Je voudrais que mon chagrin si vieux soit comme le gravier dans la rivière: tout au fond.
Mes courants n'en auraient pas souci.
(Extrait de "Aromates chasseurs")
Ce que nous entendons durant le sommeil, ce sont bien les battements de notre cœur, non les éclats de notre âme sans emploi.

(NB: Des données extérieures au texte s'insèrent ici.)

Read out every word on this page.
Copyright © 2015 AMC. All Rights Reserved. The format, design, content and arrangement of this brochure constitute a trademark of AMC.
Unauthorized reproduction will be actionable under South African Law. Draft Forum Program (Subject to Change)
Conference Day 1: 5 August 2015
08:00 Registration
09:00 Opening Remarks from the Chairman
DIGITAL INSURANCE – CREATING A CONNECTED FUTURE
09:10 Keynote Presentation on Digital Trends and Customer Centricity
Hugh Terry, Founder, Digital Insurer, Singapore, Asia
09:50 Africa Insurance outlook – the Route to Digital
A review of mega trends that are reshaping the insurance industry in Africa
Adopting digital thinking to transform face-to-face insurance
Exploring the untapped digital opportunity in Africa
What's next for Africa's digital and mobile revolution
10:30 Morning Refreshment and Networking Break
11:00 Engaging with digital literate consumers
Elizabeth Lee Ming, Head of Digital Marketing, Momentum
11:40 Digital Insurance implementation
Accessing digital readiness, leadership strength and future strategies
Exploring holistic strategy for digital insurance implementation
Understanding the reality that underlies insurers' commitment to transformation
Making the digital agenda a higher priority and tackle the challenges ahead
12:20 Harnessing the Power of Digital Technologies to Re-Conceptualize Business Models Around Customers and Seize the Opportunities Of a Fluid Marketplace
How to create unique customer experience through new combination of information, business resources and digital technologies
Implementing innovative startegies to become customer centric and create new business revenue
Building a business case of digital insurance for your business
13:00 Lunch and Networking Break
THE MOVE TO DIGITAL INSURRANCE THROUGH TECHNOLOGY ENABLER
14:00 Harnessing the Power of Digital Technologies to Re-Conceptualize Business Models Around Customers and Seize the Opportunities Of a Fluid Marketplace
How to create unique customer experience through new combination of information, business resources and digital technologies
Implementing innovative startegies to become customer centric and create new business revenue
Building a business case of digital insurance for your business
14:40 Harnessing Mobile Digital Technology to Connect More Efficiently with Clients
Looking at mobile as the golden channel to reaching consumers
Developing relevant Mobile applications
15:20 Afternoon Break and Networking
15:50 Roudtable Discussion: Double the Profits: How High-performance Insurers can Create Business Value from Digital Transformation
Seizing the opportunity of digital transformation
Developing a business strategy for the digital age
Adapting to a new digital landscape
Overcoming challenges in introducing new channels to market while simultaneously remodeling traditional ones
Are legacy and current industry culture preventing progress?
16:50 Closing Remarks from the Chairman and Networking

La nuit talismanique qui brillait dans son cercle 1972
LE CHASSE-NEIGE
Dans la moelle épinière du Temps d'où irradie l'amour, nous célébrons de l'amour la fête éminente, minuit blanchi par ses douze douleurs.
LE GAUCHER
On ne se console de rien lorsqu'on marche en tenant une main, la périlleuse floraison de la chair d'une main. L'obscurcissement de la main qui nous presse et nous entraîne, innocente aussi, l'odorante main où nous nous ajoutons et gardons ressource, ne nous évitant pas le ravin et l'épine, le feu prématuré, l'encerclement des hommes, cette main préférée à toutes, nous enlève à la duplication de l'ombre, au jour du soir, Au jour brillant au-dessus du soir, froissé son seuil d'agonie.
Les femmes sont amoureuses et les hommes sont solitaires. Ils se volent mutuellement la solitude et l'amour.
(extrait de "Excursion au village" / "Aromates chasseurs") - p.170
De quoi souffres-tu ?
De l’irréel intact dans le réel dévasté ?
De leurs détours aventurés, cerclés d’appel et de sang ?
De ce qui fut choisi et ne fut pas touché ?
De la rive du bon au rivage gagné ?
Du présent irréfléchi qui disparaît ?
D’une étoile qui s’est la folle, rapprochée et qui va mourir avant moi ?
Il en est qui laissent des poisons, d'autres des remèdes. Difficiles à déchiffrer. Il faut goûter.
Le oui, le non immédiats, c'est salubre en dépit des corrections qui vont suivre.
FLORAISON SUCCESSIVE
La chaude écriture du lierre
Séparant le cours des chemins
Observait une marge claire
Où l'ivraie jetait ses dessins.
Nous précédions, bonne poussière,
D'un pied neuf ou d'un pas chagrin.
L'heure venue pour la fleur de s'épandre,
La juste ligne s'est brisée.
L'ombre, d'un mur, ne sut descendre ;
Ne donnant pas, la main dut prendre ;
Dépouillée, la terre plia.
La mort où s'engouffre le Temps
Et la vie forte des murailles,
Seul le rossignol les entend
Sur les lignes d'un chant qui dure
Toute la nuit si je prends garde.
(extrait de "Dans la pluie giboyeuse") - p.61
Nous demandons à l'imprévisible de décevoir l'attendu. Deux étrangers acharnés à se contredire - et à se fondre ensemble si leur rencontre aboutissait !
Parmi tout ce qui s’écrit hors de notre attention, l’infini du ciel, avec ses défis, son roulement, ses mots innombrables, n’est qu’une phrase un peu plus longue, un peu plus haletante que les autres.
Nous la lisons en chemin, par fragments, avec des yeux usés ou naissants, et donnons à son sens ce qui nous semble irrésolu et en suspens dans notre propre signification.